Kıyametin kopması ve dünyanın son bulmasıyla, gelmiş geçmiş bütün insanlar Allah’ın huzurunda hesaba çekilecektir. İlâhî adalet tecelli edecek, iyi ile kötü, zalim ile mazlum, haklı ile haksız birbirinden ayrılacak ve herkes yaptıklarının karşılığını eksiksiz görecektir.
Âhirete iman etmek, insanın sorumluluk bilincini geliştirir. Yerlerin ve göklerin sahibi olan Allah’ın bir gün insana verdiği bütün nimetler ve emanetler hakkında hesap soracağını bilmek, kişiyi duyarlı hâle getirir. Bu duyarlılık, sosyal ilişkilerden tabiata karşı tutum ve davranışlara kadar Müslüman’ın bütün iletişimini etkiler.

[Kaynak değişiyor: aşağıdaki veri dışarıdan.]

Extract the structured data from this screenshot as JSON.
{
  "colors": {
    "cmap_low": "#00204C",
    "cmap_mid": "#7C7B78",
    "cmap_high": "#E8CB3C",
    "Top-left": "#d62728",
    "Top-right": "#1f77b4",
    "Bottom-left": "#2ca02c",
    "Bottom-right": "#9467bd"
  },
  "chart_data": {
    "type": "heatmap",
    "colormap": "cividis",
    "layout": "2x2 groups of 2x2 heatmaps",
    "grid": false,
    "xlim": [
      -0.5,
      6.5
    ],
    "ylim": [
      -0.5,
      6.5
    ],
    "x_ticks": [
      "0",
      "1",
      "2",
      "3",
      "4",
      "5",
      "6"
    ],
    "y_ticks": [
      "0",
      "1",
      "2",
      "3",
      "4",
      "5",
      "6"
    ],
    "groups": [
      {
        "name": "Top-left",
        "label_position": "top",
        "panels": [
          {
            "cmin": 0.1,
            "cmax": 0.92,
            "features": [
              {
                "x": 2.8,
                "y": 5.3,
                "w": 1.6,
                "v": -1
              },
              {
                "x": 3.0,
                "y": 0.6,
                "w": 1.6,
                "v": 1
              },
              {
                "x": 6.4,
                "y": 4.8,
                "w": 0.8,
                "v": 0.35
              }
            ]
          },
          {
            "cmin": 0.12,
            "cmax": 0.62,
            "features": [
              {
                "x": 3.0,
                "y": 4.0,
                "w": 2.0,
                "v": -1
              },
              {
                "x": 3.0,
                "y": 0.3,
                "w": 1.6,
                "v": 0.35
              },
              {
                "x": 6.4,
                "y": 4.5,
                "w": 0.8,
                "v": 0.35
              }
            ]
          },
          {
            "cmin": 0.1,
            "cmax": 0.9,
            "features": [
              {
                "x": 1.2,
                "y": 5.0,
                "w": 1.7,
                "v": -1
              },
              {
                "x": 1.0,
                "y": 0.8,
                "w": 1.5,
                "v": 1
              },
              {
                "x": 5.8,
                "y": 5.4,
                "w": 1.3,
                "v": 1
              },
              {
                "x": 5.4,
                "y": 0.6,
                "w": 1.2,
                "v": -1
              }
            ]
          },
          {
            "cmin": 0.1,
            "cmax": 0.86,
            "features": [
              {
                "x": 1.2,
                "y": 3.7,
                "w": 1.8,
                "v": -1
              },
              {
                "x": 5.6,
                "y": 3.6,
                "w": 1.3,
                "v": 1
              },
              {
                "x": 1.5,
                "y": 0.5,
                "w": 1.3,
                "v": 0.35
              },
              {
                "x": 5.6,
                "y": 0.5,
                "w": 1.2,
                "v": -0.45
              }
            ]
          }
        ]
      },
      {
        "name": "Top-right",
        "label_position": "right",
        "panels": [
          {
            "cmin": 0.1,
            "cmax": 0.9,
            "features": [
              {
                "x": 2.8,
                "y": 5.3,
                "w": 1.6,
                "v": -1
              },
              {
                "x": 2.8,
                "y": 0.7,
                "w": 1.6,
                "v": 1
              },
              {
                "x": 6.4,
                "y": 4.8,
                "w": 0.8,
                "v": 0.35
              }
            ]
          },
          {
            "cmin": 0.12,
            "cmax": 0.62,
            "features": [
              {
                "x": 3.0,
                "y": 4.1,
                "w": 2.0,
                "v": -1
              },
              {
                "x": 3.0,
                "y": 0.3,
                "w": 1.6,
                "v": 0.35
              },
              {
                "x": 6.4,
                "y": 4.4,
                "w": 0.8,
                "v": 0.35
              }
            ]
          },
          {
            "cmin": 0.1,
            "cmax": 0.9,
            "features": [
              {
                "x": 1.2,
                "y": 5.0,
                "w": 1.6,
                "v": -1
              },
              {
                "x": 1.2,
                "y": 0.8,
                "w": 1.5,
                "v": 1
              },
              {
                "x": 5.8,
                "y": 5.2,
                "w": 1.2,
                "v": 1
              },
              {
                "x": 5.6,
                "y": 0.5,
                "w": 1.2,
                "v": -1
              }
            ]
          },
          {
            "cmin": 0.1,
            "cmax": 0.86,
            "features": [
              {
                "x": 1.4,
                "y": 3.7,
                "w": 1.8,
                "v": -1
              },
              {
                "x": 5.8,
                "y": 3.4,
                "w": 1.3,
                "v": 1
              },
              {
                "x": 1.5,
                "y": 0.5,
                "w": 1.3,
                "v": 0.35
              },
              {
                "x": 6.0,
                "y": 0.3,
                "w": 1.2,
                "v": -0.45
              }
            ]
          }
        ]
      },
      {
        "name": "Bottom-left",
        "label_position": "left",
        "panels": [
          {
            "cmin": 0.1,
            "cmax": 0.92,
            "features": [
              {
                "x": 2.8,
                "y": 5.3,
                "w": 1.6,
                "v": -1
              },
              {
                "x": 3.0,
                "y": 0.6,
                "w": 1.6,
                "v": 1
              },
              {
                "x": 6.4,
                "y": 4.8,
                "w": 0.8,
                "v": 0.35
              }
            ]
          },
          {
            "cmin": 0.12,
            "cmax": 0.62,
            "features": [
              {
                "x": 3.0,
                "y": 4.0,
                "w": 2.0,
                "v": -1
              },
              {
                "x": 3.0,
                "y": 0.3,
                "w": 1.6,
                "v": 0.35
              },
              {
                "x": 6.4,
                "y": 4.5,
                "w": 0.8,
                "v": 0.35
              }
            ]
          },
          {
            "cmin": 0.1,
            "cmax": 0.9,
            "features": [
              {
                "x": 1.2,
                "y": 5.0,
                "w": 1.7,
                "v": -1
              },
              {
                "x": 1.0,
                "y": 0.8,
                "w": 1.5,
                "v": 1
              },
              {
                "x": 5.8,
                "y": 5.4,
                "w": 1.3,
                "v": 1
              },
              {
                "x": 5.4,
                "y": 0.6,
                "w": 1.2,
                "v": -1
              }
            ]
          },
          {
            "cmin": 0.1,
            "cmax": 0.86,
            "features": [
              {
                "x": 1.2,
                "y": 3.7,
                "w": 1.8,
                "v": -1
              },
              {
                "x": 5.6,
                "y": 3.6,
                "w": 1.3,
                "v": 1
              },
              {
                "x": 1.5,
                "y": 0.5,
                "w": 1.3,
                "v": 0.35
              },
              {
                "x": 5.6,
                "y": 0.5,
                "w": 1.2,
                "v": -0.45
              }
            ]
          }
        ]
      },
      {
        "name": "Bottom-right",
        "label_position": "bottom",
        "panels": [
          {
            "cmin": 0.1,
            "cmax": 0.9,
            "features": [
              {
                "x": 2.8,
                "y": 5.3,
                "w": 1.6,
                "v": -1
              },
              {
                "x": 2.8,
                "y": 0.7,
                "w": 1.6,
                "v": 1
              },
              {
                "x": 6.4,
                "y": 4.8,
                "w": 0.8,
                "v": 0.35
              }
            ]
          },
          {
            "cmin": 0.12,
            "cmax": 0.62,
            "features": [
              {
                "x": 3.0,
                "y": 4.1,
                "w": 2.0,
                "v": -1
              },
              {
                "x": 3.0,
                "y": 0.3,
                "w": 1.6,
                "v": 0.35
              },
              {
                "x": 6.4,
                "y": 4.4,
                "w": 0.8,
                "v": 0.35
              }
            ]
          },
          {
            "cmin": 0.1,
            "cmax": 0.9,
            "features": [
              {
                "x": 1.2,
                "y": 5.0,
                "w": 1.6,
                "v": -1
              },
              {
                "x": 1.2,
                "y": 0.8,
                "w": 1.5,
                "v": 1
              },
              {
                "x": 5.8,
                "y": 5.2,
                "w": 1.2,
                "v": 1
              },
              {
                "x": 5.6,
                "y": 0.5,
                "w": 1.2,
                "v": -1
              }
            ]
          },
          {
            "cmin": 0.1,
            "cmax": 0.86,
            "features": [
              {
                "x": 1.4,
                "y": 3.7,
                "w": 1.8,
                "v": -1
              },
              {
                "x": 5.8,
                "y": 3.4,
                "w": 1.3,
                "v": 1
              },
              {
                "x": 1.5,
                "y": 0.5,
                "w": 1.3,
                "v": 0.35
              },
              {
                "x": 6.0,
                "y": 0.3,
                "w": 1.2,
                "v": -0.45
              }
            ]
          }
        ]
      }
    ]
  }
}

Ayrıca âhirete iman etmek, insanın hayatını ulvi bir gaye ile yönlendirmesini, doğru bir hedefe kilitlenerek iyiliğe adanmasını sağlar. Kin, haset, düşmanlık, nefret gibi duyguları törpüler; affetme, bağışlama, ümitli ve sabırlı olma gibi olumlu yönleri geliştirir. Hayattaki zorluklara karşı mücadele gücü aşılar ve beklediği hâlde kimi zaman bulamadığı adalet arayışlarına cevap verir.
Âhirete iman eden, ölümü sıkça hatırlayan ve ölümden sonraki hayatı için en güzel şekilde hazırlık yapan kişi, müminlerin en bilinçlisidir. Zira en doğru yatırım, cenneti barındıran sonsuzluk diyarına yapılan yatırımdır.